It turns out that when an R-Markdown file is “knitted” the working directory is set to be the directory containing the markdown file. Hence I needed the ../ in the source call here, and in the read.csv calls later on.
library('ggplot2')
library('cluster')
library('apcluster')
source('../scripts/clustering.R')
This is run once to transform the data file into an errors-only file. It reads a file like .../data1.csv and writes out a file .../errors_data1.csv with just the errors.
# transform_data_file_into_error_file("data/RSWN/lexicase/data1.csv")
# transform_data_file_into_error_file("data/RSWN/lexicase/data6.csv")
Take the one of the simplified error files generated above, and generate a data frame containing the cluster counts for each generation, as well as the error diversity for each generation. The error diversity is the number of distinct error vectors (distinct semantic outputs) divided by the population size.
# This is slow, so it's commented out.
# data_frame1 = make_frame_from_errors_file(
# "data/RSWN/lexicase/errors_data1.csv", 1,
# "replace-space-with-newline", "lexicase", 20, elitize_generation_data)
#
# data_frame6 = make_frame_from_errors_file(
# "data/RSWN/lexicase/errors_data6.csv", 6,
# "replace-space-with-newline", "lexicase", 20, elitize_generation_data)
Write out the results into CSV files so we don’t have to recompute all this over and over.

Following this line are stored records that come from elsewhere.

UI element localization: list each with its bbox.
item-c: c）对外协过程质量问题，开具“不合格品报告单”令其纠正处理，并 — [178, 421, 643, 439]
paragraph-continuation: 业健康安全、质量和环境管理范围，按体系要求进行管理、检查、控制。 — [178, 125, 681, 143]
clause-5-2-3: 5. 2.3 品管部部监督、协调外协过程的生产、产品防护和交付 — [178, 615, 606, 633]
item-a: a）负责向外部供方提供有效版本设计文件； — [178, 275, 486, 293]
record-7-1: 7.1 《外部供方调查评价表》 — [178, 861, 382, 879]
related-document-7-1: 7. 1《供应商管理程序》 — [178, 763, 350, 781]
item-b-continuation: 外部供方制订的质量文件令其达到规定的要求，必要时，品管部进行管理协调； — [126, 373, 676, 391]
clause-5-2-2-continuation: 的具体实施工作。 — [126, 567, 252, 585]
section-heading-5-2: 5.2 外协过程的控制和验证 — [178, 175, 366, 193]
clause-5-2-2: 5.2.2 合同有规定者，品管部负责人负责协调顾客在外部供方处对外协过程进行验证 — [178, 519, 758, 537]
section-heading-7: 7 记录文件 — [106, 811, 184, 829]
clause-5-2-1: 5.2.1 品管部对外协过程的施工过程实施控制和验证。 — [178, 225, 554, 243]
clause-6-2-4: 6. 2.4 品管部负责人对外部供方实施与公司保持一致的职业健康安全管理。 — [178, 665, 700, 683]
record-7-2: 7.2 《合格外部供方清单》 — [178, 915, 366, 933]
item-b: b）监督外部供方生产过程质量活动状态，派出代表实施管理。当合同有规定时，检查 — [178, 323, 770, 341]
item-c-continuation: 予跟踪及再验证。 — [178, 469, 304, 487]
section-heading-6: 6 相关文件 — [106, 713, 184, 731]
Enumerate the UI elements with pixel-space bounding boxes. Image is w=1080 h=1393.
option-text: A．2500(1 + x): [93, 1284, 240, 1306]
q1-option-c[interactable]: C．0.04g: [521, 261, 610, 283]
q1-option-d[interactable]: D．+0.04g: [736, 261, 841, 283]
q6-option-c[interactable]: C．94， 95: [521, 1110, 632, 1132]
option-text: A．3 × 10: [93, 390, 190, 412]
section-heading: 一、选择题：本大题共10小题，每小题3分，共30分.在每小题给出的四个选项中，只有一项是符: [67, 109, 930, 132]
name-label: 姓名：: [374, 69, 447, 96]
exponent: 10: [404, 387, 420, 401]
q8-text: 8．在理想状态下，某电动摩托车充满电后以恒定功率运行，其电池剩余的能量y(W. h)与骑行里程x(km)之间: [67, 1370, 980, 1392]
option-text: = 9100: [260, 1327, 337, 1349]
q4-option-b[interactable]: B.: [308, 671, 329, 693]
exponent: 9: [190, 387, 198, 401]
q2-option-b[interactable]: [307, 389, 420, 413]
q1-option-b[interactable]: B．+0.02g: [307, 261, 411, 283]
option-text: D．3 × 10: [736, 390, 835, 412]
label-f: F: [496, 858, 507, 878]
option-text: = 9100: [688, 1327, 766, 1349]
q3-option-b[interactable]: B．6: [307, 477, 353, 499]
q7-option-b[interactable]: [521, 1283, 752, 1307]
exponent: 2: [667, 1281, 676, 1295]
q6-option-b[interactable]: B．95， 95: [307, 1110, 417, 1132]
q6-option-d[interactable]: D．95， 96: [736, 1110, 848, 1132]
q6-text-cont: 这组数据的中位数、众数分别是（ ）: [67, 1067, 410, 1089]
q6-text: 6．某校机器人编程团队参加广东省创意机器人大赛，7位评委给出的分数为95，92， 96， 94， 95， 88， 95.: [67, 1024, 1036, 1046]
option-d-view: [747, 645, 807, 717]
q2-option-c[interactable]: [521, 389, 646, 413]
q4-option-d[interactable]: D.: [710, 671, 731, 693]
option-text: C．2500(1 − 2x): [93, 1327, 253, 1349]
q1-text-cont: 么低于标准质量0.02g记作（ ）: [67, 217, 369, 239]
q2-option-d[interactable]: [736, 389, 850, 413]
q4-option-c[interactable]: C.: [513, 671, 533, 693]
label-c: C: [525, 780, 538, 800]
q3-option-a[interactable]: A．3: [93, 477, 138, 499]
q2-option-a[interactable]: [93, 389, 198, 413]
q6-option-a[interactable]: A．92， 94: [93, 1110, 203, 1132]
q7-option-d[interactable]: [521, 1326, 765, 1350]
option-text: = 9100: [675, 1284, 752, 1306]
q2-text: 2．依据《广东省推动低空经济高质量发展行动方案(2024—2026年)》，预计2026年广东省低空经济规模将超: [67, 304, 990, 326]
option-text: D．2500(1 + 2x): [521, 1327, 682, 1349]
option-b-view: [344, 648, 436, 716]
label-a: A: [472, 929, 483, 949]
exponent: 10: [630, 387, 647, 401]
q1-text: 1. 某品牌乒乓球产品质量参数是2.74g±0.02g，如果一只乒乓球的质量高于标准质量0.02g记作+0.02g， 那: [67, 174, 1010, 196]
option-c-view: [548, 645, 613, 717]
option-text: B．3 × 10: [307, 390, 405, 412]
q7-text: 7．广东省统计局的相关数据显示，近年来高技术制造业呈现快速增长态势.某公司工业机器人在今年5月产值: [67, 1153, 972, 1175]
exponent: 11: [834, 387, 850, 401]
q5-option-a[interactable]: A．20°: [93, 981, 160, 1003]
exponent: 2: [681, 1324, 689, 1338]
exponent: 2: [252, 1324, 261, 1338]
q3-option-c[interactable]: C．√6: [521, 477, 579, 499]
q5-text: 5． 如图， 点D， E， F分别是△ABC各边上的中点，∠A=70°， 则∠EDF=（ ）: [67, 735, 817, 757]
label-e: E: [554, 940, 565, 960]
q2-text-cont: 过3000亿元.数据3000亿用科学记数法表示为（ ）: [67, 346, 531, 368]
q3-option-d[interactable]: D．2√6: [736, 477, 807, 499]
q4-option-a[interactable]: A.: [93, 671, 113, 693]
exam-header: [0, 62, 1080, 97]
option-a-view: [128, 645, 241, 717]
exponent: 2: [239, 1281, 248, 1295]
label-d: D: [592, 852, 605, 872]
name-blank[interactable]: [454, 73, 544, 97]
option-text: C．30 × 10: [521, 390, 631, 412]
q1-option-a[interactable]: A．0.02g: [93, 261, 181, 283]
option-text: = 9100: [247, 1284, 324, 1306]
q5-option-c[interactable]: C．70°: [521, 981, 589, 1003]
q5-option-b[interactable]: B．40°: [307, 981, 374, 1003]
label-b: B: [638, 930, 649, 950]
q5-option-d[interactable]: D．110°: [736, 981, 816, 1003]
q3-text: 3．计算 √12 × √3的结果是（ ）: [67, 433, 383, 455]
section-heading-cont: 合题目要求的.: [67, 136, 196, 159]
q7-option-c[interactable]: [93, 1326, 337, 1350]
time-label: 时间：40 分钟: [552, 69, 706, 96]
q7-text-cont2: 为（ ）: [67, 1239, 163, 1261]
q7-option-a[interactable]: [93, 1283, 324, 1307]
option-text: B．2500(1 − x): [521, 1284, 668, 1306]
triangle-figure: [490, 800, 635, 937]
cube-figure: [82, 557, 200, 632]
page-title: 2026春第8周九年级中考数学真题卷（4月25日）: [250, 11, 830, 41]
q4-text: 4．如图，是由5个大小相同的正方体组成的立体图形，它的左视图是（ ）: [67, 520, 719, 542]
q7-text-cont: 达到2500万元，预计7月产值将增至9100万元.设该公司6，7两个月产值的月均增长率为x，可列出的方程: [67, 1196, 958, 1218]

# write.csv(data_frame1, "data/RSWN/lexicase/error_counts_and_div1.csv")
# write.csv(data_frame6, "data/RSWN/lexicase/error_counts_and_div6.csv")
Now read the data in from the newly generated CSV files, and rbind them into a single frame.
data_frame1 = read.csv("../data/RSWN/lexicase/error_counts_and_div1.csv")
data_frame6 = read.csv("../data/RSWN/lexicase/error_counts_and_div6.csv")
both <- rbind(data_frame1, data_frame6)
This plots both the cluster counts and diversity for these two runs. I’ve just scaled the cluster count by the population size so both plots are on the same y-axis scale.
ggplot(both, aes(x=generation)) +
geom_line(aes(y=error.diversity, color=interaction(" Diversity", run.num))) +
geom_line(aes(y=cluster.count/1000, color=interaction("# clusters", run.num))) +
labs(y="% of population", color="")
Alternatively, we could use fewer colors and rely on the vertical distance to separate the number of clusters from the diversity values.
ggplot(both, aes(x=generation, color=factor(run.num))) +
geom_line(aes(y=error.diversity)) +
geom_line(aes(y=cluster.count/1000)) +
labs(y="% of population", color="Run #")
We an use geom_smooth() instead of geom_line(), but that washes out way too much of the differences and detail. One thing we totally lose here, for example, is the fact that some runs end before others.
ggplot(both, aes(x=generation)) +
geom_smooth(aes(y=error.diversity, color=" Diversity")) +
geom_smooth(aes(y=cluster.count/1000, color="# clusters")) +
labs(y="% of population", color="")
## geom_smooth: method="auto" and size of largest group is <1000, so using loess. Use 'method = x' to change the smoothing method.
## geom_smooth: method="auto" and size of largest group is <1000, so using loess. Use 'method = x' to change the smoothing method.